The projects included research of an anti-cancer drug found in turmeric, a spice used in Indian curry, and the development of an instrument allowing three-dimensional vision of the bladder that would allow urologists to detect bladder cancer in its earliest stages, according to the grant-winners.

Associate Professor of Engineering and Computer Science Gabriel Taubin is researching the 3-D camera with George Haleblian and Gyan Pareek of the Rhode Island Hospital and Jason Harry of Lucidux Corporation. The team was awarded $199,895, according to the Business News.

"We are very excited because this (grant) will give us the resources to work on this problem," he said. "As we make progress within six months or so, we will be able to make the project bigger and get more funding and eventually commissioning."

Smith said this is precisely what the grant is intended to do. "Its purpose is to provide funding at a catalytic stage of a group's work so that we can give them a jump-start until they apply for federal funding or commercialize the product," she said.

Wayne Bowen, chair of the Department of Molecular Pharmacology, Physiology, and Biotechnology, is researching the anti-cancerous qualities of turmeric with James Jacob of Organomed Corporation, a life sciences research company. The pair was awarded $200,000, according to the Business News.

"The spice has been shown to have lots of medicinal value and has been used for many years in Indian medicine," Bowen said. Curcumin is an "active component" in the spice's effect on cancer cells, but it is scarce in nature, he said. "Our goal is to determine whether there are other bio-available compounds that have anti-cancer activity."

He added that the council's grant will create many jobs for chemists at Organomed.
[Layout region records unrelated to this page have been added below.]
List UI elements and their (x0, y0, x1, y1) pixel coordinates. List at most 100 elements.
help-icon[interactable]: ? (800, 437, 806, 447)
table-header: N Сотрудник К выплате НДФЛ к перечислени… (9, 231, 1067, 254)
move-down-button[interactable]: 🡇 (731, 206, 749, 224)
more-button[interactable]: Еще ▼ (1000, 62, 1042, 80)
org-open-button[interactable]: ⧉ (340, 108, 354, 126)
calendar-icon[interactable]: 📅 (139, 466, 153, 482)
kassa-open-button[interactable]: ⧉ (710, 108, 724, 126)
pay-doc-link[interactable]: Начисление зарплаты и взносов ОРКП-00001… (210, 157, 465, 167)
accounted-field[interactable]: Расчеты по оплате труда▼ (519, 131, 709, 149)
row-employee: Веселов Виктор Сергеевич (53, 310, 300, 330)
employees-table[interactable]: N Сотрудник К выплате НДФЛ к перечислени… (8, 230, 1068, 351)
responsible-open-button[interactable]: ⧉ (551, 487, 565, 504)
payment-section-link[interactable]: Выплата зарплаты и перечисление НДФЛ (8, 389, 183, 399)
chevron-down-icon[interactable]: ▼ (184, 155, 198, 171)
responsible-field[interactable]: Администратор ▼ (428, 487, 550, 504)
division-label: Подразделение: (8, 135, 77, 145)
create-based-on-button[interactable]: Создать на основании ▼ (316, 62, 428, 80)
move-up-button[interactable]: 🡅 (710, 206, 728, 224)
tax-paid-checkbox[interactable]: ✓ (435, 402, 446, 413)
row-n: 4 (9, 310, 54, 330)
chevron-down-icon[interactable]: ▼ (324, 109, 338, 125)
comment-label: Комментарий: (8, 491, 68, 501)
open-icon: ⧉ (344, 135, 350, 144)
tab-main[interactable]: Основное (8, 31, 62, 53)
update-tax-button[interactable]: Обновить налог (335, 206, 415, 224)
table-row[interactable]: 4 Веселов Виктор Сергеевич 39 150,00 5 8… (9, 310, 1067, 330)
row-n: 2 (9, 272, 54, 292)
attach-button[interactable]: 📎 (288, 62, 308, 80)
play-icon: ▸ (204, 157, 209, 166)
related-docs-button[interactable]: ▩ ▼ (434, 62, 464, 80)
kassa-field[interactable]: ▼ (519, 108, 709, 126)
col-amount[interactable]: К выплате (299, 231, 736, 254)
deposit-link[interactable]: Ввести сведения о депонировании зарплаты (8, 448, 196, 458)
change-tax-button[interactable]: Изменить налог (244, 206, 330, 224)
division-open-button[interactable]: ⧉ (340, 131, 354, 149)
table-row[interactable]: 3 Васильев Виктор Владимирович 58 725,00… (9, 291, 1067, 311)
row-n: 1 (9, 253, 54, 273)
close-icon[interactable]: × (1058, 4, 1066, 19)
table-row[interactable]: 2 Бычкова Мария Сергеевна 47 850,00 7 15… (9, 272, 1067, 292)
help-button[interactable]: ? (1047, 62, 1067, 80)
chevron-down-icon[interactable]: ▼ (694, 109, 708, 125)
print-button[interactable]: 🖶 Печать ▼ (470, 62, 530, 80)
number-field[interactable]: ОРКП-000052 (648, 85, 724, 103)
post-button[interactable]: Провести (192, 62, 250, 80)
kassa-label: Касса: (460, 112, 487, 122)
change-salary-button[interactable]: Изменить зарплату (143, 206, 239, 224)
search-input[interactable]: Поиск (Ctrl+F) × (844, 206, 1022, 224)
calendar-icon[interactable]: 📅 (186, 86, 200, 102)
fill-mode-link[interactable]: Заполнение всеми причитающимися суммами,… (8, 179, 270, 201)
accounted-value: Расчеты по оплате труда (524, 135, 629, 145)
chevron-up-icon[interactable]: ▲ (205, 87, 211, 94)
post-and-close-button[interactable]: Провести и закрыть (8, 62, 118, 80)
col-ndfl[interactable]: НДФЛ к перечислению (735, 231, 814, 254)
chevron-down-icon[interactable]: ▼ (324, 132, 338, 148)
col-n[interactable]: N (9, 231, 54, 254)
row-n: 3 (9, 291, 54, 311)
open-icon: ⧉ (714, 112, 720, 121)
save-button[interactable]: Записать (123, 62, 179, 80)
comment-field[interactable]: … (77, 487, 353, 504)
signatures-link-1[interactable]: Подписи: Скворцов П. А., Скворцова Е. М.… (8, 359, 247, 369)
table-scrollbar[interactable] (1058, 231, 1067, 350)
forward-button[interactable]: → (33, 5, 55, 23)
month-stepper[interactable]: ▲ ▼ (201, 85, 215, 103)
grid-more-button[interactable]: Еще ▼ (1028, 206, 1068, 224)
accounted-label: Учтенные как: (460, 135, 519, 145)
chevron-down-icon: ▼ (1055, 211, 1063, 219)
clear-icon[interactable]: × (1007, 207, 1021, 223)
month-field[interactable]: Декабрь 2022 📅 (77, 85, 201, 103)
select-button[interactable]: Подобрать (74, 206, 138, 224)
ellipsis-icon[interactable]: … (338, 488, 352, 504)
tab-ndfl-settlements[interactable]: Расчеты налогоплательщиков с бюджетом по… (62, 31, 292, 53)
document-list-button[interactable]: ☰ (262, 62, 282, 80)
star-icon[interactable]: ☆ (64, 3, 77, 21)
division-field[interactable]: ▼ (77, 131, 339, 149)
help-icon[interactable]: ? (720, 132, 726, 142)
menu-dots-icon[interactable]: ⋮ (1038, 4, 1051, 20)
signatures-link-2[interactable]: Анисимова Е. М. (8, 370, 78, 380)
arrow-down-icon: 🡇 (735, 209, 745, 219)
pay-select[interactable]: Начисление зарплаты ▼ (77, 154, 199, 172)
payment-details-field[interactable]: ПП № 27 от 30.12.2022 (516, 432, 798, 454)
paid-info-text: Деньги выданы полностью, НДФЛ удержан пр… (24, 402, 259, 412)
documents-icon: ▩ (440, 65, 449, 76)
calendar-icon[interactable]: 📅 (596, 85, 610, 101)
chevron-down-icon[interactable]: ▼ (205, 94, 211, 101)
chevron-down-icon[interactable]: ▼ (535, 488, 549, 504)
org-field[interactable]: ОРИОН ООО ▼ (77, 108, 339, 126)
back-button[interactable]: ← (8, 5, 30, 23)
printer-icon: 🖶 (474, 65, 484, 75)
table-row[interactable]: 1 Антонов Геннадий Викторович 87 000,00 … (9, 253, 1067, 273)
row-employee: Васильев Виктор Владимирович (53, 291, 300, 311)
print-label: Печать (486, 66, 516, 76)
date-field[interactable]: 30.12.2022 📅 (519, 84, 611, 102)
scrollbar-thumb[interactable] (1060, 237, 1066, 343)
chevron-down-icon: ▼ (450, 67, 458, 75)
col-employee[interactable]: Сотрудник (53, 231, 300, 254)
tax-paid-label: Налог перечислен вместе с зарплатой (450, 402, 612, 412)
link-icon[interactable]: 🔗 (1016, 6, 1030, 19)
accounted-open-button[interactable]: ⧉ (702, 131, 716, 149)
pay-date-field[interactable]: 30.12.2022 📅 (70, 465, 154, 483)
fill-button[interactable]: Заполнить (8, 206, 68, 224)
Providing jobs and aiding the economy are also an important goal of the grants, Smith said. After the proposals go through a peer review process by a scientist in the field, and are evaluated for their "intellectual merits and broader impacts," they are also reviewed for their economic impact by council members who are "active in the academic and business community," Smith explained.

"The proposals that are awarded grants represent the best of science as well as the strongest proposals for the purpose of the grant, which is to improve economic development in Rhode Island," Smith said.

With the state's current fiscal situation, Smith said the state government has considered cutting the council's funding by $200,000. "We're hopeful that won't happen," Smith said.

"There's a lot of support for this program and a really great need to do economic development across a continuum. We need programs that help people right now but also for the future."